3) And we are also still asking whether someone wants to be one of Jesus’ disciples, even though people seem to think evangelism is illegal! The former blind man certainly knew what he was doing when he asked the furious leaders if they also wanted to be one of Jesus’ disciples. But he did it. Why not? He was not really looking for a whole new life when he met Jesus, either. But he was glad he met him, anyway! There are no doubt a lot of other blind people hoping to see.

Soak Up Generativity

At the memorial for Gwen’s mother, I read a portion of John 14 and this was part of it:

       If you really know me, you will know my Father as well. From now on, you do know him and have seen him.”
      Philip said, “Lord, show us the Father and that will be enough for us.”
      Jesus answered: “Don’t you know me, Philip, even after I have been among you such a long time? Anyone who has seen me has seen the Father. How can you say, ‘Show us the Father’?  Don’t you believe that I am in the Father, and that the Father is in me?

Generativity is right before out eyes.

Does it also seem amazing to you that Philip and the rest of the disciples are often unable to see what is happening right before their eyes? Contrary to all the evidence, when Jesus tells them something, they want more evidence. I wish I could not relate to that.

I have experienced so many wonderful things in the past week that bubbled with generativity! They had the Father in them. They were like Jesus showing me the Father. God has been so evidently at work! Yet in each instance of joy and creativity there was a choice to make, because there was also a whisper of judgment and a way to see the situation otherwise. I saw Jesus. But he had to ask me, “Don’t you know me?
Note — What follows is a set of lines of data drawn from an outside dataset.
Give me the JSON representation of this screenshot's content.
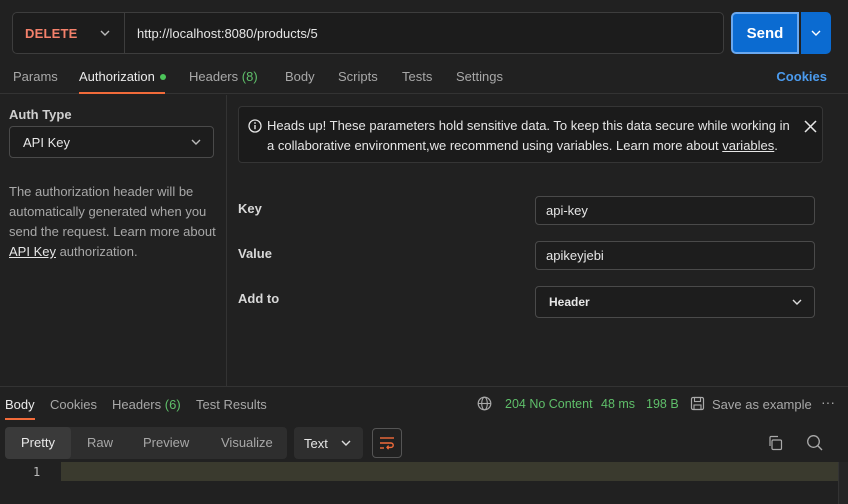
{
  "request": {
    "method": "DELETE",
    "url": "http://localhost:8080/products/5",
    "send_label": "Send"
  },
  "tabs": {
    "params": "Params",
    "authorization": "Authorization",
    "headers": "Headers",
    "headers_count": "(8)",
    "body": "Body",
    "scripts": "Scripts",
    "tests": "Tests",
    "settings": "Settings",
    "cookies": "Cookies"
  },
  "auth": {
    "type_label": "Auth Type",
    "type_value": "API Key",
    "description_pre": "The authorization header will be automatically generated when you send the request. Learn more about ",
    "description_link": "API Key",
    "description_post": " authorization."
  },
  "alert": {
    "text_pre": "Heads up! These parameters hold sensitive data. To keep this data secure while working in a collaborative environment,we recommend using variables. Learn more about ",
    "link": "variables",
    "text_post": "."
  },
  "form": {
    "key_label": "Key",
    "key_value": "api-key",
    "value_label": "Value",
    "value_value": "apikeyjebi",
    "addto_label": "Add to",
    "addto_value": "Header"
  },
  "response": {
    "tabs": {
      "body": "Body",
      "cookies": "Cookies",
      "headers": "Headers",
      "headers_count": "(6)",
      "test_results": "Test Results"
    },
    "status": "204 No Content",
    "time": "48 ms",
    "size": "198 B",
    "save_label": "Save as example",
    "more": "···",
    "formats": {
      "pretty": "Pretty",
      "raw": "Raw",
      "preview": "Preview",
      "visualize": "Visualize"
    },
    "text_type": "Text",
    "line_number": "1"
  },
  "colors": {
    "method": "#f4816b",
    "send": "#0b6bd1",
    "accent_underline": "#f26b3a",
    "success": "#5fbf6a",
    "link": "#4b9bee"
  }
}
Don’t you believe the Father is in me?”

List where you have been able to soak it up.

Maybe it is just me, but you might be going through similar challenges. So I thought I would encourage you to list where you have been able to soak up generativity. I make lists and I tell stories, 1) so I don’t lose track of my blessings in some morass of self-centeredness or self-condemnation, 2) so I don’t devalue God by ignoring grace. Today, I have a long obvious list. There were many moments last week that were pleasantly generative.
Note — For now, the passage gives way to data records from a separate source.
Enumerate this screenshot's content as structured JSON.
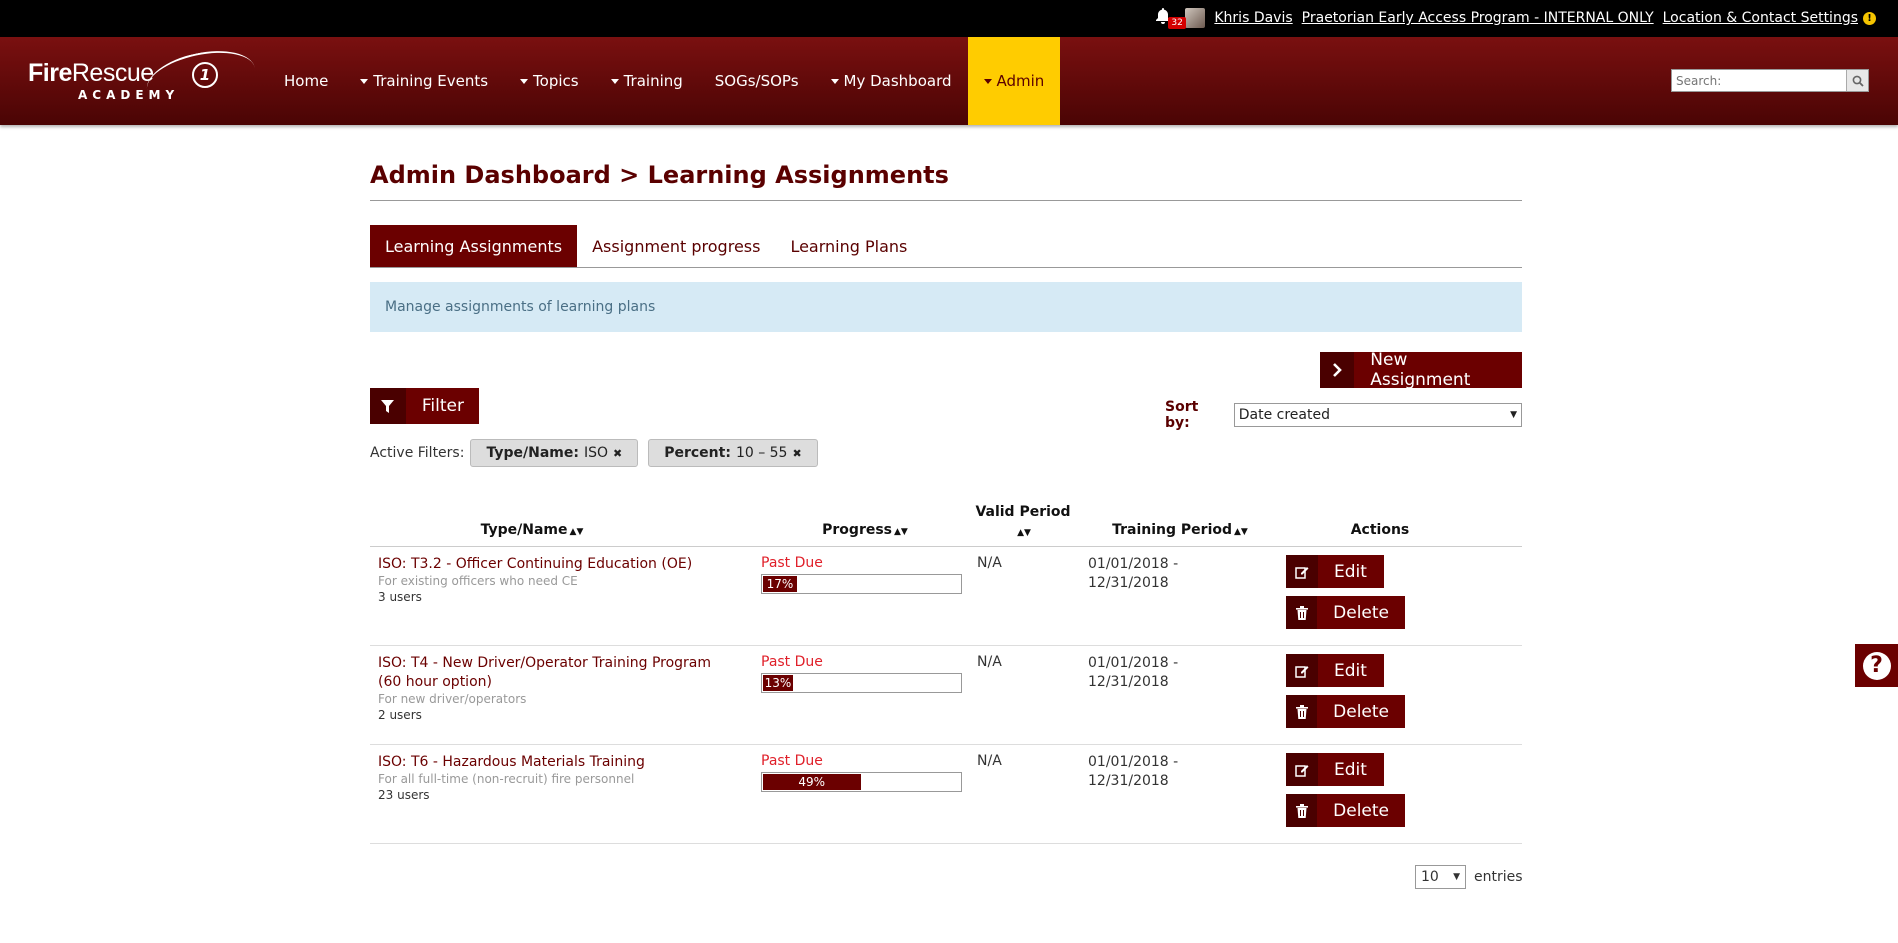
{
  "topbar": {
    "notification_count": "32",
    "user_name": "Khris Davis",
    "program_link": "Praetorian Early Access Program - INTERNAL ONLY",
    "settings_link": "Location & Contact Settings",
    "warning_glyph": "!"
  },
  "logo": {
    "line1_bold": "Fire",
    "line1_thin": "Rescue",
    "number": "1",
    "line2": "ACADEMY"
  },
  "nav": {
    "items": [
      {
        "label": "Home",
        "dropdown": false
      },
      {
        "label": "Training Events",
        "dropdown": true
      },
      {
        "label": "Topics",
        "dropdown": true
      },
      {
        "label": "Training",
        "dropdown": true
      },
      {
        "label": "SOGs/SOPs",
        "dropdown": false
      },
      {
        "label": "My Dashboard",
        "dropdown": true
      },
      {
        "label": "Admin",
        "dropdown": true,
        "active": true
      }
    ],
    "search_placeholder": "Search:"
  },
  "page": {
    "title": "Admin Dashboard > Learning Assignments",
    "tabs": [
      {
        "label": "Learning Assignments",
        "active": true
      },
      {
        "label": "Assignment progress"
      },
      {
        "label": "Learning Plans"
      }
    ],
    "info": "Manage assignments of learning plans",
    "new_button": "New Assignment",
    "filter_button": "Filter",
    "sort_label": "Sort by:",
    "sort_value": "Date created",
    "active_filters_label": "Active Filters:",
    "filters": [
      {
        "key": "Type/Name:",
        "value": "ISO"
      },
      {
        "key": "Percent:",
        "value": "10 – 55"
      }
    ]
  },
  "table": {
    "headers": {
      "type_name": "Type/Name",
      "progress": "Progress",
      "valid_period": "Valid Period",
      "training_period": "Training Period",
      "actions": "Actions"
    },
    "rows": [
      {
        "title": "ISO: T3.2 - Officer Continuing Education (OE)",
        "desc": "For existing officers who need CE",
        "users": "3 users",
        "status": "Past Due",
        "percent": 17,
        "percent_label": "17%",
        "valid": "N/A",
        "period_start": "01/01/2018 -",
        "period_end": "12/31/2018",
        "edit": "Edit",
        "delete": "Delete"
      },
      {
        "title": "ISO: T4 - New Driver/Operator Training Program (60 hour option)",
        "desc": "For new driver/operators",
        "users": "2 users",
        "status": "Past Due",
        "percent": 13,
        "percent_label": "13%",
        "valid": "N/A",
        "period_start": "01/01/2018 -",
        "period_end": "12/31/2018",
        "edit": "Edit",
        "delete": "Delete"
      },
      {
        "title": "ISO: T6 - Hazardous Materials Training",
        "desc": "For all full-time (non-recruit) fire personnel",
        "users": "23 users",
        "status": "Past Due",
        "percent": 49,
        "percent_label": "49%",
        "valid": "N/A",
        "period_start": "01/01/2018 -",
        "period_end": "12/31/2018",
        "edit": "Edit",
        "delete": "Delete"
      }
    ]
  },
  "pagination": {
    "per_page": "10",
    "entries_label": "entries"
  },
  "help": {
    "glyph": "?"
  },
  "colors": {
    "brand": "#6b0000",
    "active_nav": "#ffcc00",
    "past_due": "#e0202a",
    "info_bg": "#d6eaf5"
  }
}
  • Touch. 1) When Michiko came up out of the water after her baptism, we spontaneously leaned in and touched our foreheads. 2) My grandson lolled on my lap for a good part of the Love Feast.
  • Retreat. I was away with the men last weekend. I had nothing to do but encourage and be encouraged, to soak up the Spirit and the energy of seekers.
  • Direct address. A person went out of their way to talk to me and not about me when they were worried about what I said. This is one of the most countercultural things Christians do.
  • Stories. The stone was repeatedly rolled away as people spoke at the baptism and the Love Feast.
  • Laughter. 1) The cooks at Cosi crashed their tools around so loudly when our cell was talking we could not stop laughing. 2) When Oliver and Nat were dancing on the ottoman to tunes from Beauty and the Beast, that was memorable.
  • Connection. Sixty or so children and State Representative Jordan Harris were at the building for a Childs Elementary art show. It was riotous and full of joy.

Don’t undermine your list, soak in it.

I think many of us gravitate toward seeing the dark side of most situations. A touch can feel painful. A retreat can feel lonely. A direct statement can be frightening. Stories can create envy. Laughter can seem like an interruption. Connecting can be tiring. We could have Jesus promising us eternity and need one more piece of evidence to feel good. Jesus could tell us he is going through death to bring us into life and we would be distressed he is dying. We are like this.

I say you should make your list and try not to even think about all the reasons your list is dishonest, tainted or troubling. Just soak in the generativity. If there is a drop of goodness coming your way, if you can see even a rivulet of grace flowing through the past week, let it reach you, get wet. I think we are in an ocean of God’s favor. It would make sense to take off the wet suit of fear, shame or whatever it is and feel it. This is me unzipping.